ENTREVISTA AO REALIZADOR
Lucky é o belíssimo filme do adeus a Harry Dean Stanton, o ator de Paris, Texas que morreu em setembro passado, aos 91 anos. O DN falou com o realizador John Carroll Lynch, aquando da sua passagem por Lisboa no LEFFEST.
A ideia deste filme focou-se, desde o princípio, sobre Harry Dean Stanton?
Mais do que um filme sobre ele, diria que é um filme inspirado por ele. O que aconteceu foi que os dois argumentistas [Logan Sparks e Drago Sumonja] tinham vontade de trabalhar com o Harry, porque o conheciam há muito tempo. Então surgiram com esta ideia de olhar para ele como uma espécie de guru no deserto. Tudo começou com essa premissa, e depois acrescentaram muita da sua filosofia. A grande dúvida era se o Harry poderia aceitar fazer o filme. E ele aceitou. Eu fui um casamento arranjado mais tarde.
O que é que mais o preocupou durante a rodagem, em relação ao próprio Harry?
Para além do cansaço físico, eu queria certificar-me de que ele estava mental e emocionalmente apto para o trabalho, como era preciso que estivesse para entrar nesta viagem. Havia dias em que pensava - ao vê-lo naquelas longas caminhadas que fazia - se o título do filme não deveria ser “Lucky ou como torturar Harry Dean Stanton”…
É curioso que tenha realizado um filme com esta dimensão de viagem espiritual, através de uma abordagem realista muito sustentada pelo ateísmo da personagem, Lucky…
O que me agrada no ateísmo do filme é que ele aumenta os riscos para a personagem.
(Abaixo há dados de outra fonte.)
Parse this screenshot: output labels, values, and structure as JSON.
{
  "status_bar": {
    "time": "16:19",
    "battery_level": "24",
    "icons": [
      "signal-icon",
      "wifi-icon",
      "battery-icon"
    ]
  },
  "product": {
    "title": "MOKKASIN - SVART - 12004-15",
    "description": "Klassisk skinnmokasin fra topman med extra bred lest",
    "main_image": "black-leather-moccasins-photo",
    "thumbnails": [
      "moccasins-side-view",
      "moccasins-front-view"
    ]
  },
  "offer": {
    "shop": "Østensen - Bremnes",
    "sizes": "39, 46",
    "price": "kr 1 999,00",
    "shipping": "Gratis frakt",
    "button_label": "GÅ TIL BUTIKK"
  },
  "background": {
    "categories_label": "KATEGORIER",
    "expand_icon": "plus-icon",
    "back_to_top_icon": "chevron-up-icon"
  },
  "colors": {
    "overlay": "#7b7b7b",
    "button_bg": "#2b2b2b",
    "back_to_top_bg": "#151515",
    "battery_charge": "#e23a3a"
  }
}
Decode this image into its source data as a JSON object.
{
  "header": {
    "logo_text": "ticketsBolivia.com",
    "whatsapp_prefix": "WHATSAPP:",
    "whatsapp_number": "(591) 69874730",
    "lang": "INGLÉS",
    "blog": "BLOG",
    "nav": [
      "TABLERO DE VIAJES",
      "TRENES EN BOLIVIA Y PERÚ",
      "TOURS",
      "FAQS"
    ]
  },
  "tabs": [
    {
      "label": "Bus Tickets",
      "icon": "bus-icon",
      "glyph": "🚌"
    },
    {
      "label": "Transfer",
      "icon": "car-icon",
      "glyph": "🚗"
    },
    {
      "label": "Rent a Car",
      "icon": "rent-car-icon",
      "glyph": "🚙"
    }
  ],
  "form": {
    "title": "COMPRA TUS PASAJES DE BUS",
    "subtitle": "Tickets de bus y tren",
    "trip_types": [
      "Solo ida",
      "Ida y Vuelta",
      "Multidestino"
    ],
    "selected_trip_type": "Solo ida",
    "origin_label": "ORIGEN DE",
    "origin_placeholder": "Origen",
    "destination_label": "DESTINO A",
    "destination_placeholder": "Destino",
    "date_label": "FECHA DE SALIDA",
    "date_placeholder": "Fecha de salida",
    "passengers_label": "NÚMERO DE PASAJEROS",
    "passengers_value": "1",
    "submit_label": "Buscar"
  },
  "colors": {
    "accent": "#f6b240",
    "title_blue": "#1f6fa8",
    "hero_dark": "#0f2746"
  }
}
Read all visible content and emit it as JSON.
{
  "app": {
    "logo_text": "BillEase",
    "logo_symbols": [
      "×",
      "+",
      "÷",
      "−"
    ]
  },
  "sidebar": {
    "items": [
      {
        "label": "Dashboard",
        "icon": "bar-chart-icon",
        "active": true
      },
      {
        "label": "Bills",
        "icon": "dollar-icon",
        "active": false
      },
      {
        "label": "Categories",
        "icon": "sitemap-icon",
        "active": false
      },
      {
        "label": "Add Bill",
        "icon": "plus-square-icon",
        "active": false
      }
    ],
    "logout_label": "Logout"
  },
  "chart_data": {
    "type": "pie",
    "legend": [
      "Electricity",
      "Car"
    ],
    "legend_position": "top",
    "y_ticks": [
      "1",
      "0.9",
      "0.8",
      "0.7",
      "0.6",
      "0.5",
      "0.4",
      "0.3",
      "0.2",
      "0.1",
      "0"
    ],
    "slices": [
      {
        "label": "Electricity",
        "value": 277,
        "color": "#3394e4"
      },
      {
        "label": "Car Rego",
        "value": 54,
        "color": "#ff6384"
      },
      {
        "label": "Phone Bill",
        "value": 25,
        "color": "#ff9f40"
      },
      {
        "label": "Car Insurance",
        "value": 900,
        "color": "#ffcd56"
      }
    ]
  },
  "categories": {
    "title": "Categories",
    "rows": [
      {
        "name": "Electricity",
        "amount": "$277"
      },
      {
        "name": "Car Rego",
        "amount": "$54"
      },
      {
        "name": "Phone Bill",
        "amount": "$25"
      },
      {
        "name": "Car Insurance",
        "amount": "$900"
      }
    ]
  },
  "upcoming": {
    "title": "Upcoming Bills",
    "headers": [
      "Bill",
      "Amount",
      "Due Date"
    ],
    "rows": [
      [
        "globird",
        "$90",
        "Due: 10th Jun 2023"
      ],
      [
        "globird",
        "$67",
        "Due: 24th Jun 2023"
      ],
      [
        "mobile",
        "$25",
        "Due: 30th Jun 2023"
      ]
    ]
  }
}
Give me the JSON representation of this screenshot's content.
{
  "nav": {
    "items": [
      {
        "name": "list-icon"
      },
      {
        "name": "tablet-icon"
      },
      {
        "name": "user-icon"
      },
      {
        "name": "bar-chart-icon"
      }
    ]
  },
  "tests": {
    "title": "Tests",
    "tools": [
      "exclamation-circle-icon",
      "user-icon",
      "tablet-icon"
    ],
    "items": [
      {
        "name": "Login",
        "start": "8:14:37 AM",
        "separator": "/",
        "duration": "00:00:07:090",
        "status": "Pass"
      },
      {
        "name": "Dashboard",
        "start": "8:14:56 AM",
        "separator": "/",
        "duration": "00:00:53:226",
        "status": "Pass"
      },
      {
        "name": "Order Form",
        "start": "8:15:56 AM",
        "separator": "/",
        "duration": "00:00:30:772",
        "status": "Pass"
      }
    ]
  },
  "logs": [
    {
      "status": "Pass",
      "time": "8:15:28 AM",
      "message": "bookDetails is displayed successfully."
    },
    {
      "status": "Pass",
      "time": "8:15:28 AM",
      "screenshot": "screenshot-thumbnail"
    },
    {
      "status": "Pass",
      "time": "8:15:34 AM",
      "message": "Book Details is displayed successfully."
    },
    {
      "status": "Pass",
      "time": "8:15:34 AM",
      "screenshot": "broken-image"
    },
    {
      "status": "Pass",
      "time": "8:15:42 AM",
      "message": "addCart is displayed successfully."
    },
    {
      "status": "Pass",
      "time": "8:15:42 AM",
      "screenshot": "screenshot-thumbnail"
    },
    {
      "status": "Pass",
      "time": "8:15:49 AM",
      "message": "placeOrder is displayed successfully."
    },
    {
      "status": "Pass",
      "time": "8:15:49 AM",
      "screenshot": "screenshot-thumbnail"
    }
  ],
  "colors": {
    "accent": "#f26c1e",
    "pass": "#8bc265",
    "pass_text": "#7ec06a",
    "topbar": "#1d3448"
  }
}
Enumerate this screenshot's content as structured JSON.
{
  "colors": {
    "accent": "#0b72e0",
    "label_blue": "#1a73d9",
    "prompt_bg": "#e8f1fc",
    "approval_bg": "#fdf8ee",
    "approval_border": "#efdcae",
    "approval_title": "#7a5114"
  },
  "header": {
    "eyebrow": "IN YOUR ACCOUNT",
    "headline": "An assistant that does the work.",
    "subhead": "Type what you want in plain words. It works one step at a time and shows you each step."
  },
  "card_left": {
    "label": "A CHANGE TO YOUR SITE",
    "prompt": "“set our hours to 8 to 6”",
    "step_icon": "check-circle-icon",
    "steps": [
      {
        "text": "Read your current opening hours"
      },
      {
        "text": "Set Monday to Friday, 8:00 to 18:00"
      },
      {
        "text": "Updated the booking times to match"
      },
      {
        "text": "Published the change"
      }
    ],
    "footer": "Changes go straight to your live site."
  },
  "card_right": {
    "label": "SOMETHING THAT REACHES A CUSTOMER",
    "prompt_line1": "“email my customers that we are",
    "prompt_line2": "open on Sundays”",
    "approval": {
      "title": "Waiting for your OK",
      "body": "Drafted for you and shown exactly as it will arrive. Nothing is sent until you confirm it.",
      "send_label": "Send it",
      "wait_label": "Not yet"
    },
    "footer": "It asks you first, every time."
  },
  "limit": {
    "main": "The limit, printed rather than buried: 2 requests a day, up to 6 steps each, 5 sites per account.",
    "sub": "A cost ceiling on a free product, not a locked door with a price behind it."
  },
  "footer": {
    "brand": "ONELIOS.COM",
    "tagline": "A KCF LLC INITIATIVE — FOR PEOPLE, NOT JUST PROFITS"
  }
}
O drama é sobre riscos, e eu não consigo pensar num momento mais dramático na vida de uma pessoa do que o escolhido: a iminência da morte. Lucky é muito mais velho do que qualquer pessoa à sua volta, não tem nenhum problema de saúde - apesar de fumar um maço de cigarros por dia - e, no entanto, pode simplesmente morrer da queda que deu na cozinha. Ele não aguarda ressurreição ou reencarnação, limita-se a enfrentar o vazio. E o que tenta fazer é encontrar uma maneira de viver os dias que lhe restam de uma qualquer forma que se pareça com vida, em vez de simplesmente esperar pela morte.
E como surgiu David Lynch neste projeto? Ele que foi amigo e o fã número um de Harry Dean Stanton.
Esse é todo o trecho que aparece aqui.